青山

ハッドの青山のレビュー・感想・評価

ハッド(1962年製作の映画)
3.7

牧場を営む一家。生真面目で頑固な父親と、放蕩息子のハッド。そしてハッドの甥っ子のロンと、メイドのアルマ。
ある時、牧場の牛が口蹄疫にかかったことをきっかけに彼らの関係性は崩壊していき......。


父と息子の確執もの。
主要な登場人物はこの4人だけで、構図がシンプルな分、お互いへの感情は複雑なところまで描けている、なかなか見ごたえのある人間ドラマでした。

主人公はタイトルになってるハッド氏なのですが、見てる我々の視点は甥っ子くんに同化していきます。

フラットな甥っ子くんの目から見る祖父(ハッドの父)の姿は、勤勉に働き、自分の体で働いて得たお金で慎ましく暮らし、他人に迷惑をかけることを自らに許さない、人間の美徳を体現したような人物として描かれます。
一方のハッドは、そんな父親に育てられた反動からか、他人を踏み台にしてでも自分と身内が苦しまないやり方を選び、欲望には忠実に行動するという、人間の本質にある利己的な面が強調された(しかしその範囲内での優しさも持つ)人物として描かれる。
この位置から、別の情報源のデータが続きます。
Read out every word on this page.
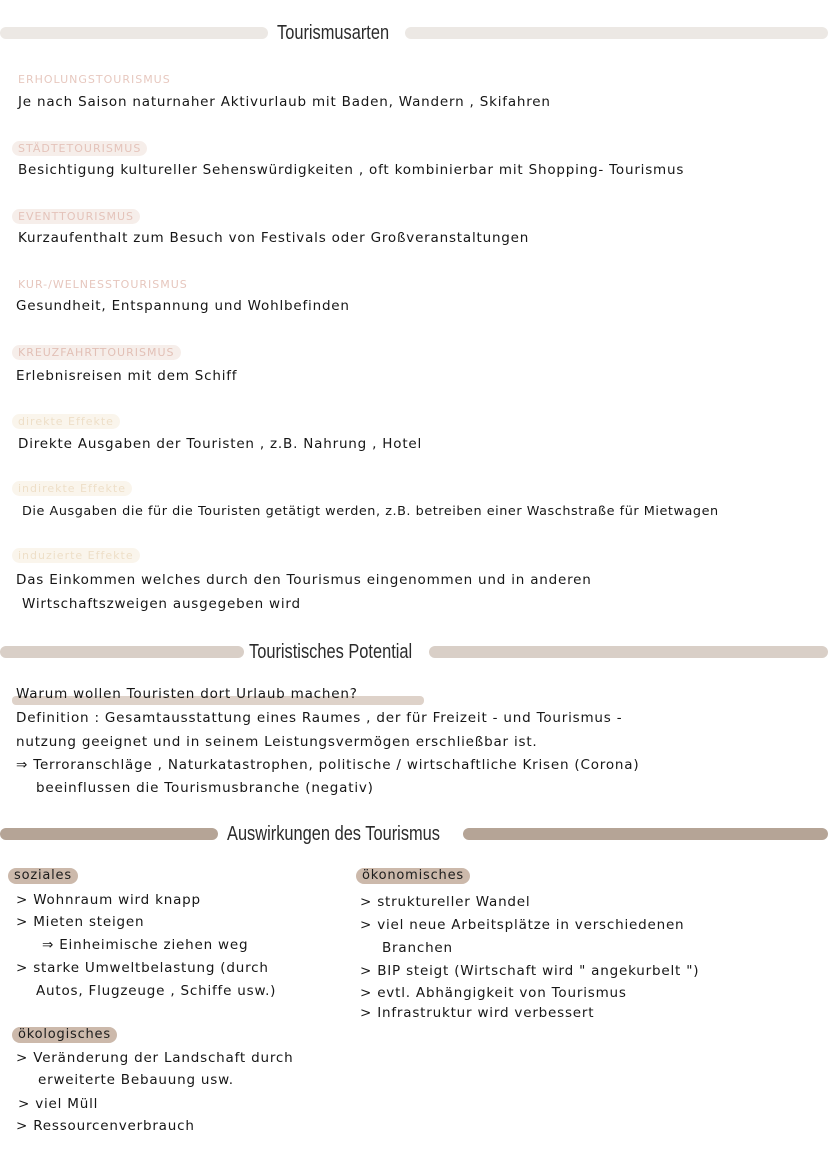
Tourismusarten
ERHOLUNGSTOURISMUS
Je nach Saison naturnaher Aktivurlaub mit Baden, Wandern , Skifahren
STÄDTETOURISMUS
Besichtigung kultureller Sehenswürdigkeiten , oft kombinierbar mit Shopping- Tourismus
EVENTTOURISMUS
Kurzaufenthalt zum Besuch von Festivals oder Großveranstaltungen
KUR-/WELNESSTOURISMUS
Gesundheit, Entspannung und Wohlbefinden
KREUZFAHRTTOURISMUS
Erlebnisreisen mit dem Schiff
direkte Effekte
Direkte Ausgaben der Touristen , z.B. Nahrung , Hotel
indirekte Effekte
Die Ausgaben die für die Touristen getätigt werden, z.B. betreiben einer Waschstraße für Mietwagen
induzierte Effekte
Das Einkommen welches durch den Tourismus eingenommen und in anderen
Wirtschaftszweigen ausgegeben wird
Touristisches Potential
Warum wollen Touristen dort Urlaub machen?
Definition : Gesamtausstattung eines Raumes , der für Freizeit - und Tourismus -
nutzung geeignet und in seinem Leistungsvermögen erschließbar ist.
⇒ Terroranschläge , Naturkatastrophen, politische / wirtschaftliche Krisen (Corona)
beeinflussen die Tourismusbranche (negativ)
Auswirkungen des Tourismus
soziales
> Wohnraum wird knapp
> Mieten steigen
⇒ Einheimische ziehen weg
> starke Umweltbelastung (durch
Autos, Flugzeuge , Schiffe usw.)
ökologisches
> Veränderung der Landschaft durch
erweiterte Bebauung usw.
> viel Müll
> Ressourcenverbrauch
ökonomisches
> struktureller Wandel
> viel neue Arbeitsplätze in verschiedenen
Branchen
> BIP steigt (Wirtschaft wird " angekurbelt ")
> evtl. Abhängigkeit von Tourismus
> Infrastruktur wird verbessert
この2人のギャップと、その2人共から影響を受けていく甥っ子くんの成長具合がなかなかじわじわくる作品なのです。

まぁなんせ2人共わりと極端な人なので、甥っ子くんにはどうか両方のいいところを吸収して幸せな人生を送ってほしいなーという感想。そして私もそうありたいという教訓。